Ces entrepreneurs du sacré observent un silence complice et criminel sur la malgouvernance systémique, le pillage des caisses de l’État, et la pédophilie industrielle qui ronge le pays. Ils n’ont pas eu un mot pour les enfants récemment découverts dans l'enfer des réseaux clandestins de Yaoundé. Leur unique mission, manifestement motivée par des intérêts financiers occultes déconnectés des réalités du pays, est de sanctifier Frank Biya et de pérenniser un régime prédateur qui retient le peuple camerounais en otage depuis 43 ans.
L'EMPRISE DU SACRÉ SUR L'ESPACE PUBLIC : UNE STRATÉGIE D'ANESTHÉSIE SOCIALE
Cette irruption massive des églises de réveil dans le champ politique camerounais n'a rien d'un phénomène de ferveur spontanée. Elle relève d'une ingénierie de la distraction publique. En capitalisant sur la détresse sociale, la pauvreté endémique et le désespoir d'une jeunesse sans avenir, ces structures confessionnelles se transforment en outils de contrôle de masse. L'espace public, qui devrait être le lieu du débat contradictoire, de l'évaluation des politiques publiques et de l'exigence de comptes, se retrouve saturé par un discours de la fatalité divine et de la soumission au pouvoir établi.
En instrumentalisant le sentiment religieux, le régime tente de dépolitiser les masses. La promesse du salut dans l'au-delà ou l'affirmation que « tout pouvoir vient de Dieu » servent d'exutoires pour désamorcer la contestation légitime. Ces églises de réveil fonctionnent dès lors comme de véritables officines de propagande, où le message biblique est dévoyé pour légitimer la perpétuation des privilèges d'une oligarchie minoritaire au détriment du bien commun.
LE CAMEROUN N’EST PAS UNE MONARCHIE
Disons-le clairement : Frank Biya n’a aucun mérite, aucune trajectoire technocratique ni aucune compétence éprouvée pour diriger une nation aussi puissante, complexe et ambitieuse que le Cameroun. Il n’est que le produit d'un système failli dont il partage l'entière responsabilité morale. Il a pour seul pedigree son statut de fils du président Paul Biya dont la trajectoire politique est connue depuis son retour de France en 1962.
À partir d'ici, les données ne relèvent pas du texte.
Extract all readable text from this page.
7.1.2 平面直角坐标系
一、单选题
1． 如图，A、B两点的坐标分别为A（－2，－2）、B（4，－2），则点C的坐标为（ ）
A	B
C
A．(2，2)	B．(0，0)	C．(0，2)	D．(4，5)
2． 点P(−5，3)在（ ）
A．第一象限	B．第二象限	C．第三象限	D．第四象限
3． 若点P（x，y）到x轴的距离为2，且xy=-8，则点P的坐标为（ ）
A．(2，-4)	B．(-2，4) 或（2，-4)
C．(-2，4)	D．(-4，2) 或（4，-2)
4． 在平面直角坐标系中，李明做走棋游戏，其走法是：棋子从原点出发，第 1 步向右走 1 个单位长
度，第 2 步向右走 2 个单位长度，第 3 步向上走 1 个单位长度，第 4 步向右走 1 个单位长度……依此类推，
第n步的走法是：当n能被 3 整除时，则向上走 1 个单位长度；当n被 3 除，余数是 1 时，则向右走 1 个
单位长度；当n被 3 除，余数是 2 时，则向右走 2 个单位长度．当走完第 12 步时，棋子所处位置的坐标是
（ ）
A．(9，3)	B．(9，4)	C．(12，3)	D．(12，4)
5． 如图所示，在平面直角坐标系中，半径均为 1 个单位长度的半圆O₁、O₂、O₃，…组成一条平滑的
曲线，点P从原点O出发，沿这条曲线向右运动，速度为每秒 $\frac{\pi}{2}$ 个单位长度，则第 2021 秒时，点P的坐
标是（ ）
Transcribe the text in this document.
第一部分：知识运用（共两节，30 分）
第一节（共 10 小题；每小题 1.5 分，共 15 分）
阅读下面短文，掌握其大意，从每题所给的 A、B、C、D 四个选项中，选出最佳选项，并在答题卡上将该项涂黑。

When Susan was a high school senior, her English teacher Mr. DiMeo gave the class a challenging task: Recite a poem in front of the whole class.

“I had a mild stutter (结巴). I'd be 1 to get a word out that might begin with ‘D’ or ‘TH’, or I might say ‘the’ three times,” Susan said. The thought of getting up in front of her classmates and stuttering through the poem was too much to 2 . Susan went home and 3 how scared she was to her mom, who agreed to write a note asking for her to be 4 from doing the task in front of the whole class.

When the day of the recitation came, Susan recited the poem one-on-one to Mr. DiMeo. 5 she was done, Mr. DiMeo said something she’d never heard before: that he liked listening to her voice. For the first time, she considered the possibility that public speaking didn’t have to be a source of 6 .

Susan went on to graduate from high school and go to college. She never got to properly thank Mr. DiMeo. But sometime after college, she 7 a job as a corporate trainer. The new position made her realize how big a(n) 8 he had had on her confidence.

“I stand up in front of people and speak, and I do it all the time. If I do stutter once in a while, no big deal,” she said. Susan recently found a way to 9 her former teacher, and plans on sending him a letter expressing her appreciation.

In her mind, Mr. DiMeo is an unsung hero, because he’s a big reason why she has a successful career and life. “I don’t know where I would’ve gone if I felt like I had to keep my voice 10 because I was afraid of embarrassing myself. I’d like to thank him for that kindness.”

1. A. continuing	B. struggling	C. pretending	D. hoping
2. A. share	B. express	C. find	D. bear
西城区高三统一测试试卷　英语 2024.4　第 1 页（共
Le projet de le nommer à une vice-présidence de transition — alors que chacun sait que Paul Biya n'est plus en position d'exercer son discernement — est une insulte à l'intelligence des citoyens. C’est une provocation institutionnelle majeure qui expose ses artisans et leurs complices à un retour de bâton historique sans précédent.
Si Frank Biya nourrit l'ambition légitime de diriger ce pays, qu'il affronte donc le verdict transparent des urnes, au risque de mesurer l'ampleur du rejet ou de l’acceptation qu'il inspire auprès de la population.
LE CLAN BIYA JOUE AVEC LE FEU
En s'entêtant à vouloir imposer une transition successorale et familiale par la ruse et la manipulation religieuse, les dirigeants actuels prouvent qu’ils ont perdu toute mesure des réalités du terrain.
Après avoir échoué sur tous les plans — économique, sécuritaire, et social —, ils sous-estiment la colère profonde qui s'accumule au sein de la société civile.
Le mécontentement populaire n'est plus une simple rumeur : c'est une force latente prête à briser les rouages de ce cirque politique.
LES CAMEROUNAIS EN ONT RAS-LE-BOL
À force de pousser un peuple à bout, de confisquer ses droits fondamentaux, et de bafouer sa dignité par des mises en scène mystico-politiques, on ne récolte pas la soumission, mais la révolte.
Le régime devrait se rappeler que l'Histoire ne pardonne pas indéfiniment l'aveuglement des tyrannies.